Tuesday, 04 April 2023, 03:45
5928 readings
Teacher Nouriel Roubiniof New York University, the famous economist who predicted the Great Crash of 2008, is now warning that international markets should prepare for the crisis as stressors lead to a “fatal loop” in the world economy.
This is due to three stress factors in the economy, which will leave the Fed (Central Bank a YOUR) unable to fight the recession, accordingly Business Insider.
Roubini, 65, who predicted the 2008 recession, has long warned of impending financial chaos. Nouriel Roubini has more dire words of warning for the economy.
“Dr. Doom” warned in an analysis this week that the US is facing a major financial crisis and the economy is entering what he calls “a fatal loop”.
In an op-ed for Project Syndicate, Roubini predicted a future cycle of economic crisis as the US grapples with both high inflation and a high debt burden. These problems perpetuate each other, he said, warning of an impending recession and financial crisis that would only get worse the longer it went on.
“A severe recession is the only thing that can temper price and wage inflation, but it will make the debt crisis more severe and, in turn, fuel an even deeper economic recession,” the American economist argued.
The Secret History: The Nazi-Soviet Pact That Russia Still Denies
In his analysis, Nouriel Roubini insists that “most US banks are technically close to insolvent, and hundreds are already completely insolvent. Liquidity support cannot prevent this systemic crash loop,” according to Bitcoin News.
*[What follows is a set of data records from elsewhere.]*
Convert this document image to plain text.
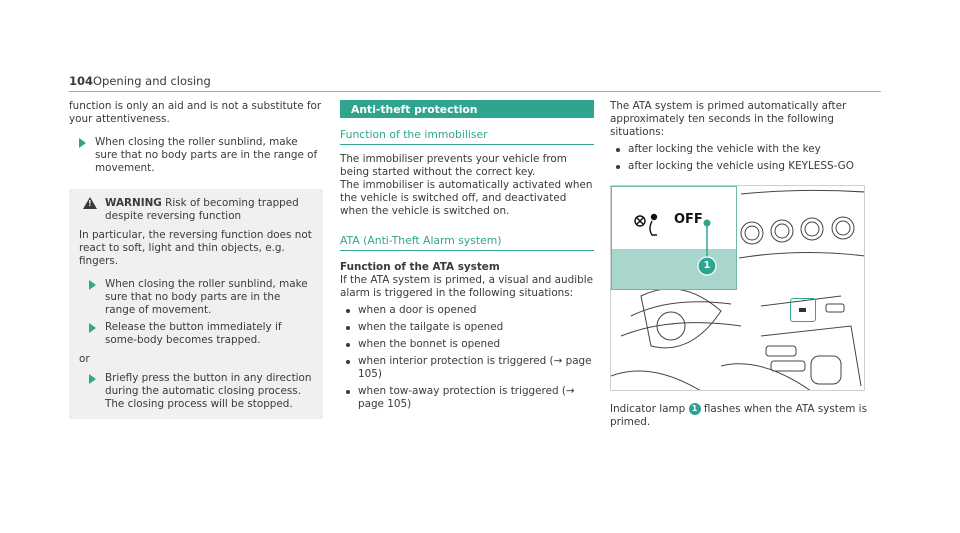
104 Opening and closing

function is only an aid and is not a substitute for your attentiveness.

When closing the roller sunblind, make sure that no body parts are in the range of movement.
!
WARNING Risk of becoming trapped despite reversing function

In particular, the reversing function does not react to soft, light and thin objects, e.g. fingers.

When closing the roller sunblind, make sure that no body parts are in the range of movement.
Release the button immediately if some-body becomes trapped.

or

Briefly press the button in any direction during the automatic closing process. The closing process will be stopped.
Anti-theft protection
Function of the immobiliser

The immobiliser prevents your vehicle from being started without the correct key.

The immobiliser is automatically activated when the vehicle is switched off, and deactivated when the vehicle is switched on.

ATA (Anti-Theft Alarm system)
Function of the ATA system

If the ATA system is primed, a visual and audible alarm is triggered in the following situations:

when a door is opened
when the tailgate is opened
when the bonnet is opened
when interior protection is triggered (→ page 105)
when tow-away protection is triggered (→ page 105)

The ATA system is primed automatically after approximately ten seconds in the following situations:

after locking the vehicle with the key
after locking the vehicle using KEYLESS-GO
OFF
1

Indicator lamp 1 flashes when the ATA system is primed.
Roubini points out how banks in America incurs unrealized losses on securities worth $620 billion. Moreover, Roubini mentioned the US Federal Reserve’s interest rate hike and said, “To make matters worse, higher interest rates have also reduced the market value of banks’ other assets.”
“A severe recession is the only thing that can temper price and wage inflation, but it will make the debt crisis more severe and in turn fuel an even deeper economic recession,” he said. “Since liquidity support cannot prevent this systemic loop, everyone should prepare for the coming stagflationary debt crisis.”
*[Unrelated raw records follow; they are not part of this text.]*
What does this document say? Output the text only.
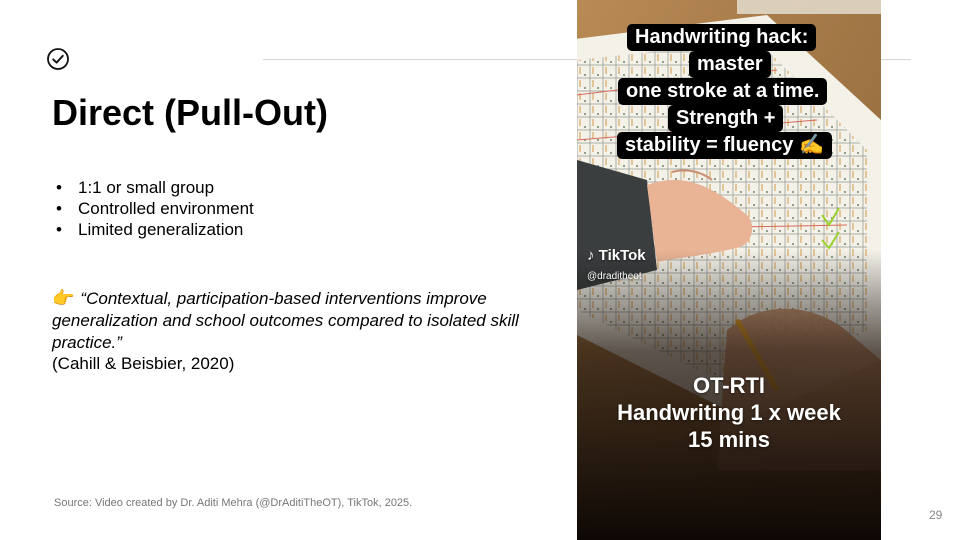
Direct (Pull-Out)
• 1:1 or small group
• Controlled environment
• Limited generalization
👉 “Contextual, participation-based interventions improve generalization and school outcomes compared to isolated skill practice.”
(Cahill & Beisbier, 2020)
Source: Video created by Dr. Aditi Mehra (@DrAditiTheOT), TikTok, 2025.
29
Handwriting hack:
master
one stroke at a time.
Strength +
stability = fluency ✍️
♪ TikTok
@draditheot
OT-RTI
Handwriting 1 x week
15 mins
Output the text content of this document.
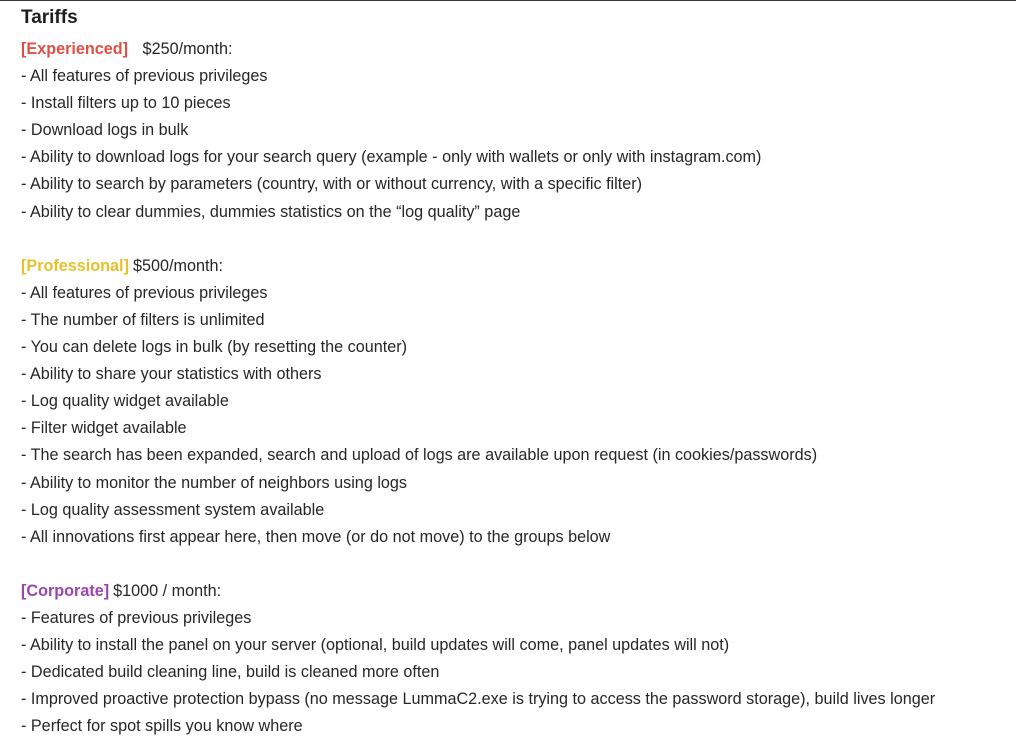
Tariffs
[Experienced] $250/month:
- All features of previous privileges
- Install filters up to 10 pieces
- Download logs in bulk
- Ability to download logs for your search query (example - only with wallets or only with instagram.com)
- Ability to search by parameters (country, with or without currency, with a specific filter)
- Ability to clear dummies, dummies statistics on the “log quality” page
[Professional] $500/month:
- All features of previous privileges
- The number of filters is unlimited
- You can delete logs in bulk (by resetting the counter)
- Ability to share your statistics with others
- Log quality widget available
- Filter widget available
- The search has been expanded, search and upload of logs are available upon request (in cookies/passwords)
- Ability to monitor the number of neighbors using logs
- Log quality assessment system available
- All innovations first appear here, then move (or do not move) to the groups below
[Corporate] $1000 / month:
- Features of previous privileges
- Ability to install the panel on your server (optional, build updates will come, panel updates will not)
- Dedicated build cleaning line, build is cleaned more often
- Improved proactive protection bypass (no message LummaC2.exe is trying to access the password storage), build lives longer
- Perfect for spot spills you know where
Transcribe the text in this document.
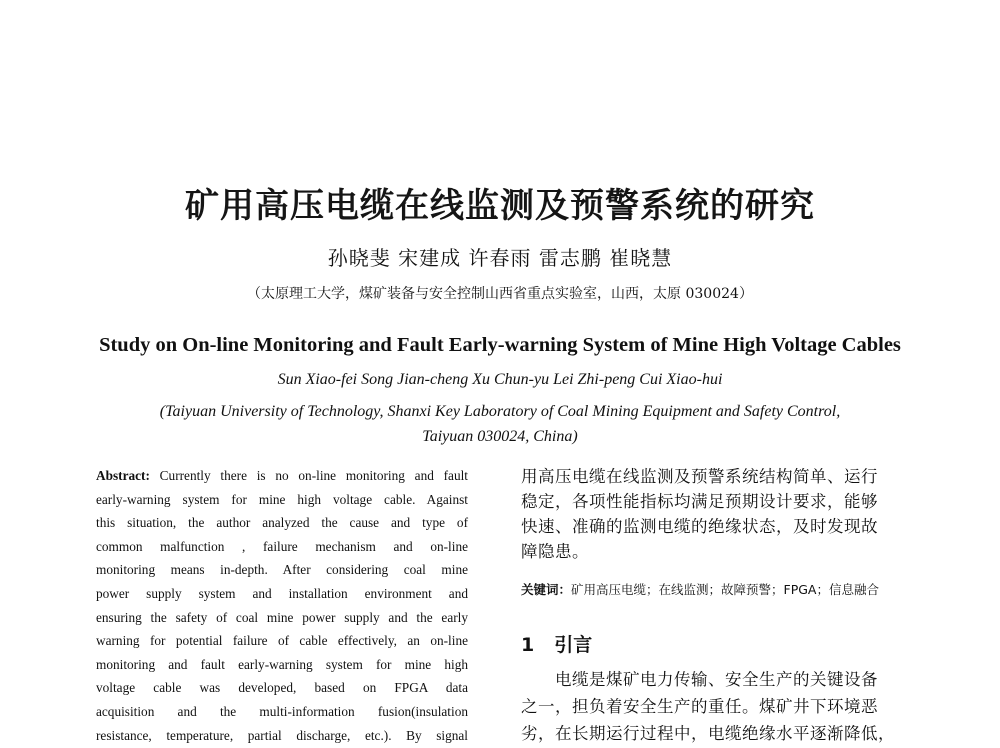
矿用高压电缆在线监测及预警系统的研究
孙晓斐 宋建成 许春雨 雷志鹏 崔晓慧
（太原理工大学，煤矿装备与安全控制山西省重点实验室，山西，太原 030024）
Study on On-line Monitoring and Fault Early-warning System of Mine High Voltage Cables
Sun Xiao-fei Song Jian-cheng Xu Chun-yu Lei Zhi-peng Cui Xiao-hui
(Taiyuan University of Technology, Shanxi Key Laboratory of Coal Mining Equipment and Safety Control,
Taiyuan 030024, China)
Abstract: Currently there is no on-line monitoring and fault
early-warning system for mine high voltage cable. Against
this situation, the author analyzed the cause and type of
common malfunction , failure mechanism and on-line
monitoring means in-depth. After considering coal mine
power supply system and installation environment and
ensuring the safety of coal mine power supply and the early
warning for potential failure of cable effectively, an on-line
monitoring and fault early-warning system for mine high
voltage cable was developed, based on FPGA data
acquisition and the multi-information fusion(insulation
resistance, temperature, partial discharge, etc.). By signal
用高压电缆在线监测及预警系统结构简单、运行
稳定，各项性能指标均满足预期设计要求，能够
快速、准确的监测电缆的绝缘状态，及时发现故
障隐患。
关键词：矿用高压电缆；在线监测；故障预警；FPGA；信息融合
1 引言
电缆是煤矿电力传输、安全生产的关键设备
之一，担负着安全生产的重任。煤矿井下环境恶
劣，在长期运行过程中，电缆绝缘水平逐渐降低，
The renowned economist, who is known for his doomsday forecasts, has warned for months of a stagflationary debt crisis that will involve a steep recession that combines the worst aspects of the stagflation of the 1970s and the financial crisis of 2008. He expects such a scenario would hit the economy with high inflation, low growth and a 30% stock market crash.
This disaster comes largely as a result of three economic stressors facing the US: high inflation, high debt levels, and financial instability. The result is a “trilemma” that leaves the Fed at an impasse, Roubini said.
He predicted that Fed officials would eventually “get away” from raising interest rates, and this would cause runaway inflation, debt problems and financial instability throughout the economy. Dr. Doom says that “Everyone should prepare for the coming stagflationary debt crisis.”
Roubini points out that the world’s central banks “face not just a dilemma, but a trilemma.” In addition, regional banks, which are vital for financing small and medium-sized enterprises and households, are particularly affected.